Compensation for the worker

By our correspondents
June 26, 2017

The plight of Pakistan’s working class is clear by the fact that the families of Karachi’s Baldia Town factory fire victims have yet to have been compensated after five years of the horrible tragedy. It is astonishing that the fairly straightforward matter of how to disperse compensation to the families of the 257 workers who died in the fire in Ali Enterprises has not been resolved till now. The German retailer, KiK, agreed to transfer around $5.3 million to the International Labour Organization (ILO) in installments, which would then be transferred to the families. There are two outstanding issues. One, the families do not agree to compensation in installments, which would amount to a measly Rs2,800 per month per family. Instead, the families insist that the payments should be made as a lump sum amount. Two, the families also disagree over who will disburse the payments. They insist that the pensions for the deceased workers be paid through the Sindh High Court, instead of the Sindh Employees Social Security Institution (Sessi). They have accused Sessi of serious mismanagement based on their experiences with the body and would prefer the courts took over the process.
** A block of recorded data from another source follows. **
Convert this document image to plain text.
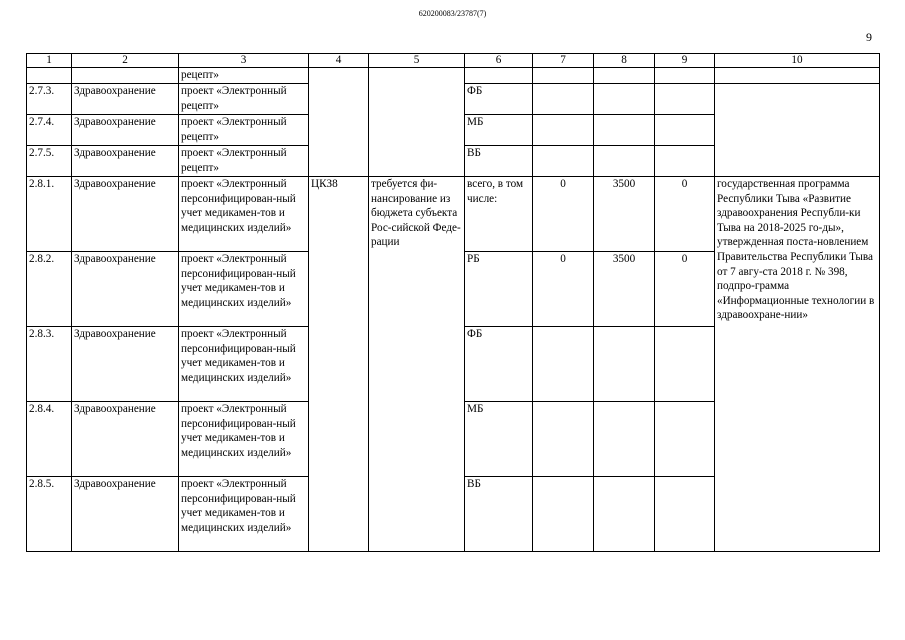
620200083/23787(7)
9
1	2	3	4	5	6	7	8	9	10
		рецепт»							
2.7.3.	Здравоохранение	проект «Электронный рецепт»			ФБ				
2.7.4.	Здравоохранение	проект «Электронный рецепт»			МБ				
2.7.5.	Здравоохранение	проект «Электронный рецепт»			ВБ				
2.8.1.	Здравоохранение	проект «Электронный персонифицирован-ный учет медикамен-тов и медицинских изделий»	ЦКЗ8	требуется фи-нансирование из бюджета субъекта Рос-сийской Феде-рации	всего, в том числе:	0	3500	0	государственная программа Республики Тыва «Развитие здравоохранения Республи-ки Тыва на 2018-2025 го-ды», утвержденная поста-новлением Правительства Республики Тыва от 7 авгу-ста 2018 г. № 398, подпро-грамма «Информационные технологии в здравоохране-нии»
2.8.2.	Здравоохранение	проект «Электронный персонифицирован-ный учет медикамен-тов и медицинских изделий»			РБ	0	3500	0	
2.8.3.	Здравоохранение	проект «Электронный персонифицирован-ный учет медикамен-тов и медицинских изделий»			ФБ				
2.8.4.	Здравоохранение	проект «Электронный персонифицирован-ный учет медикамен-тов и медицинских изделий»			МБ				
2.8.5.	Здравоохранение	проект «Электронный персонифицирован-ный учет медикамен-тов и медицинских изделий»			ВБ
What seems clear is that the government wants to play no role in seeking justice for the deceased workers. The Baldia Town fire is only relevant in so far as it can be used to score political advantage, but the families of workers do not matter much in the priorities chain. Overall, the compensation amounts secured are too low in themselves, so the decision to stagger them is all the more astounding. It seems that the matter of the Baldia Town factory fire is heading to a conclusion that will not benefit workers at all. The responsibility has been shifted from factory owners to political parties, which has left the major international buyer from the factory off the hook. The issue has slowly but surely been forgotten in mainstream media. In the meanwhile, workers around the country have continued to suffer terrible fates, including at the Gadani ship-breaking yard in Karachi and Sundar Industrial Estate in Lahore. Only two weeks ago, a fire broke out at a three-storey cardboard factory in Azizabad. Nothing has been improved in terms of fire safety at industrial spaces, and workers remain as vulnerable as ever. With the compensation issue for Baldia Town workers still stuck, factory owners have nothing to fear when they are not ensuring that the right safety measures are implemented in their factories.